Rembrandt’s astonishing ability to capture the interplay between light and dark immediately draws our attention to the powerful waves which are about to capsize the boat. The Gospel narrative tells us that “the waves were breaking over the boat so much that the boat was already filling up.” Yet, Mark adds the subtle detail that “Jesus Himself was in the stern, asleep on a cushion.” I was surprised to learn that this event marks the only instance in Scripture where Jesus is said to have slept, and is also the only time the word "cushion" appears in the New Testament. I can’t help but wonder if Jesus, exhausted and weary, and found the only cushion available and went to sleep in the midst of the storm.

When awakened, Jesus simply told the raging elements to “Hush and be still” and it became perfectly calm. Reading Jesus’ words, “Be still,” immediately brought to mind the words of Psalm 46:10. In these days of uncertainty, upheaval and unrest, Psalm 46:10 invites us to “Be still and know that I am God.”

Be Still. A prayer in which we wait in silence before God, a moment of wordless acknowledgement, attention, and silent awe. And Mary Oliver’s poem invites us to do exactly that … to engage, not in the prayer that is composed of carefully chosen words, but the prayer of quietly paying attention. Pausing and allowing myself to honestly acknowledge that I do not know how to pray or what to pray, but in deep stillness, I open myself to God.

I believe that Mary Oliver and the psalmist are onto something very important. They recognize that our most genuine connections with God often come in the moments where we quiet ourselves enough to simply pay attention, when we take the time to notice what is taking place inside us and listen for His still, small voice.

In a conversation with Krista Tippet for an NPR Podcast, Mary Oliver said that “attention is the beginning of devotion.” Simone Weil says it like this: “Attention is the rarest and purest form of generosity.” In other words, attention requires us to exercise intentionally as we fully invest ourselves in something or someone. In so doing, our focused attention becomes an act of generosity—or even an act of devotion.

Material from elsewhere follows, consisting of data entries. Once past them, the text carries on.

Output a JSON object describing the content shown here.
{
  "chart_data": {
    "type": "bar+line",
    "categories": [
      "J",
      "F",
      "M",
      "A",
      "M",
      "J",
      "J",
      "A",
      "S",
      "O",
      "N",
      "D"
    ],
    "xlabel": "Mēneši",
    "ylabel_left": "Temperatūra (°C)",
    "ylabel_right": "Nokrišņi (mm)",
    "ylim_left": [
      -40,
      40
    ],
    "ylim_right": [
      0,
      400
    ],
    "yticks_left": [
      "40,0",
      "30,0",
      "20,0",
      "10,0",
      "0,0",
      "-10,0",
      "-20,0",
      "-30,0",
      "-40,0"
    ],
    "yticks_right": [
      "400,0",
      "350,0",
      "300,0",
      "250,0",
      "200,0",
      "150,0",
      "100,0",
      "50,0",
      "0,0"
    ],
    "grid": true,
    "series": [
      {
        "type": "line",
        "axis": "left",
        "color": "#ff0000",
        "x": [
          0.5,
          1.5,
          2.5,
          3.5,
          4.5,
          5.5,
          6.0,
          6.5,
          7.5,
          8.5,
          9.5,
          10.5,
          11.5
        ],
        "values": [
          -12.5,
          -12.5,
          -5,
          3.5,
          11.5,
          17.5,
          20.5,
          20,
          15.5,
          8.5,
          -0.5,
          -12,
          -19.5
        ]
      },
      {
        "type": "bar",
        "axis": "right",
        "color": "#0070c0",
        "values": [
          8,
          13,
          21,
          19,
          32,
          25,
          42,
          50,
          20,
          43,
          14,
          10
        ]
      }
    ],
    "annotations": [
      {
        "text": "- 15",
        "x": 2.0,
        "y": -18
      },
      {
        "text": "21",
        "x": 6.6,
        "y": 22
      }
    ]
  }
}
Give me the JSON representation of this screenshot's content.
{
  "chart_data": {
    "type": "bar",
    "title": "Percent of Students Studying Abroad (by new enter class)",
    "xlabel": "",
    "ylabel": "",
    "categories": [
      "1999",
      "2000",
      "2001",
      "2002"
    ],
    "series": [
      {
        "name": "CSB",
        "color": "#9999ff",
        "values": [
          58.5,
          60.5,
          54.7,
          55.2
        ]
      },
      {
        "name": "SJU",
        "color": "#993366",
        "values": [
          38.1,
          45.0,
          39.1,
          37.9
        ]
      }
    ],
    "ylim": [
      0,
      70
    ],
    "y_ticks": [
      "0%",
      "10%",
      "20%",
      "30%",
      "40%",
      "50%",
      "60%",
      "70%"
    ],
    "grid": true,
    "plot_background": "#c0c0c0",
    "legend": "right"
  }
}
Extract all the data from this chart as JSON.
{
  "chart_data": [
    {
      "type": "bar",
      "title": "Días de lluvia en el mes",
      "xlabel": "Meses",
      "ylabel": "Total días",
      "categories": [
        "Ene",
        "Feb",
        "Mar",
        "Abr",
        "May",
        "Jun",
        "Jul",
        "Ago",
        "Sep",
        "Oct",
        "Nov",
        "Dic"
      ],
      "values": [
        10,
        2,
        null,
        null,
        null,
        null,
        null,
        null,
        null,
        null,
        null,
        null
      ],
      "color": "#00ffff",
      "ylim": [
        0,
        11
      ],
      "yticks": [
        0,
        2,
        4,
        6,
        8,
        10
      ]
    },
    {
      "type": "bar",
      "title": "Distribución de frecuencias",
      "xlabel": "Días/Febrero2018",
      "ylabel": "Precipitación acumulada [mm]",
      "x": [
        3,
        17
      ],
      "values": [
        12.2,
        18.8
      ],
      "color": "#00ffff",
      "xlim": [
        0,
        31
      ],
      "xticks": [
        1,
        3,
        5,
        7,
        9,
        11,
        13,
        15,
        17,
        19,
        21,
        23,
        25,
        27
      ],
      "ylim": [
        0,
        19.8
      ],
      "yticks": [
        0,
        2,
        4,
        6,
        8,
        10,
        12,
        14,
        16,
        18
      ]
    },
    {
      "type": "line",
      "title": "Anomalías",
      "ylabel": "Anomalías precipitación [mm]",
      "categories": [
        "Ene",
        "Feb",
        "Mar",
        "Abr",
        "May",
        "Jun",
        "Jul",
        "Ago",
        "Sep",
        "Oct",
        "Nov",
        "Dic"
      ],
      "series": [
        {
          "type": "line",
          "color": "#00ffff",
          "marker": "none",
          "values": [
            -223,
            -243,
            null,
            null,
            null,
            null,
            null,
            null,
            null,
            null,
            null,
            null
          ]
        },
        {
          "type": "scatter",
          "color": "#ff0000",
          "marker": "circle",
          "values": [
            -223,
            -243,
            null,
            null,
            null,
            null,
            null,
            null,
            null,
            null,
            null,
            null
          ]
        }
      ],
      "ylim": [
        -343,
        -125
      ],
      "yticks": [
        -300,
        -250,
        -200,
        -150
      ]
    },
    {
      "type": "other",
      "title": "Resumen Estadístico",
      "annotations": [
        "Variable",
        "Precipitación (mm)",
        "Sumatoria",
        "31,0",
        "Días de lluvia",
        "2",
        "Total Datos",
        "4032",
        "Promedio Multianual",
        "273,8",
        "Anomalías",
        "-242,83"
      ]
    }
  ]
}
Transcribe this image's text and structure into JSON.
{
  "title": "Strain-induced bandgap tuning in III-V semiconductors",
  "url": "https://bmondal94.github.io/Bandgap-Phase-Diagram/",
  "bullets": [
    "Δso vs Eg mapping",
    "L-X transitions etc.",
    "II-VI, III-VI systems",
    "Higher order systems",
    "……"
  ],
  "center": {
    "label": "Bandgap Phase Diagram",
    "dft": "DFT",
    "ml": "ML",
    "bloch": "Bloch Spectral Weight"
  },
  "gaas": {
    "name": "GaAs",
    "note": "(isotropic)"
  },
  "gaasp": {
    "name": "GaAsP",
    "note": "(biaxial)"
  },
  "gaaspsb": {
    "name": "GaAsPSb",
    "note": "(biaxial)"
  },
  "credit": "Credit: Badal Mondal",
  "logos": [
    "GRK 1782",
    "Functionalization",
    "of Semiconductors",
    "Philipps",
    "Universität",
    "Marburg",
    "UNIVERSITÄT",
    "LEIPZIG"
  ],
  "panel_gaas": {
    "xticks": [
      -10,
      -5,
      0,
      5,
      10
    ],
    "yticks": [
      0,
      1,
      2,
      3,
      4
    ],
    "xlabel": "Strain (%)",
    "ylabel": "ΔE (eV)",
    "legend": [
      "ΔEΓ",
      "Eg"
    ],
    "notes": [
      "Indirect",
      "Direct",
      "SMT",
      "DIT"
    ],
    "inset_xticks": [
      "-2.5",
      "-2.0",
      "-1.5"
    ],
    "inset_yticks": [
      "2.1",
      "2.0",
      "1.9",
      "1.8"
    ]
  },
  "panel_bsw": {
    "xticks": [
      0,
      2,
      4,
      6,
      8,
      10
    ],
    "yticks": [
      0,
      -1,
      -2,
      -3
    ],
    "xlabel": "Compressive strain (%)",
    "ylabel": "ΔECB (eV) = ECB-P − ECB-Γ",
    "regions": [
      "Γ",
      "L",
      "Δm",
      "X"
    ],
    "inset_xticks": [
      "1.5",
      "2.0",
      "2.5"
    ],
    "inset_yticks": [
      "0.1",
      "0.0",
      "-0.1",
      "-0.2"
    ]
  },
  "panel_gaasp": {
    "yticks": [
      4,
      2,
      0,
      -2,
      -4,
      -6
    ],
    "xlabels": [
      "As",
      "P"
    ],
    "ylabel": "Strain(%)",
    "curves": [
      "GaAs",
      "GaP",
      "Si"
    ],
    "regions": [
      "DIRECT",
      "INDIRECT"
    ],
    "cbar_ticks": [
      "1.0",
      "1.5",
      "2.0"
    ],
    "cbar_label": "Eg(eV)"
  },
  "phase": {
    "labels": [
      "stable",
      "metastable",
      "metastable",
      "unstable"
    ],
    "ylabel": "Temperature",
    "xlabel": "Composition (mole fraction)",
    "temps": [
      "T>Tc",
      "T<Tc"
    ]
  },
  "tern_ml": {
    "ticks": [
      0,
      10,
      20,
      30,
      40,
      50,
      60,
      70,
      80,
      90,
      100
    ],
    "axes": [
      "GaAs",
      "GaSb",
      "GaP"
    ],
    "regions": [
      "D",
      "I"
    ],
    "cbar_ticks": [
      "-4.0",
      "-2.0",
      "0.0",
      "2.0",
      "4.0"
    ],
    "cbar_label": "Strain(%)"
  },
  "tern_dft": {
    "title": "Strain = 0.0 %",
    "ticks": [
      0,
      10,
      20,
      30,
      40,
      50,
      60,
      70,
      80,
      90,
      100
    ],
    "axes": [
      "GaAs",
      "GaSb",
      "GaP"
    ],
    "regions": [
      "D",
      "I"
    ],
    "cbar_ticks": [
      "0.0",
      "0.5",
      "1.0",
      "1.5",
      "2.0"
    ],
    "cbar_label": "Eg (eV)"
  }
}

I’d like to close by recommending three practices that I’ve adopted during the long months of the pandemic, which have helped me to be more intentional about paying attention to God and what He might be doing within me and around me. 1. Reading a psalm every morning. Psalms are enduring prayers that address the full range of human emotions and I’ve found they often supply words when I have no words of my own. 2. Sitting silently for five minutes. Five minutes of silence can feel surprisingly uncomfortable and LONG! But the act of slowing down, listening, and taking the time to identify and reflect on my thoughts and concerns has been incredibly calming and restorative. 3. Taking a 15-minute observation walk. The experience of being outdoors and paying attention to the subtle changes that I see taking place in my surroundings has strengthened my gratitude muscle and deepened my appreciation for the ways God reveals Himself through creation.


Lord Jesus,
Just as You spoke peace to the raging storm and sea,
Would you speak peace to my troubled heart?
You commanded them: ”Hush, be still,” and immediately they were calm.
How I long for my anxious heart to cease striving and know that You are God.
May I find quietness and strength as I enter into stillness with You.
Cultivate within me a quiet heart, like a baby content in its mother’s arms.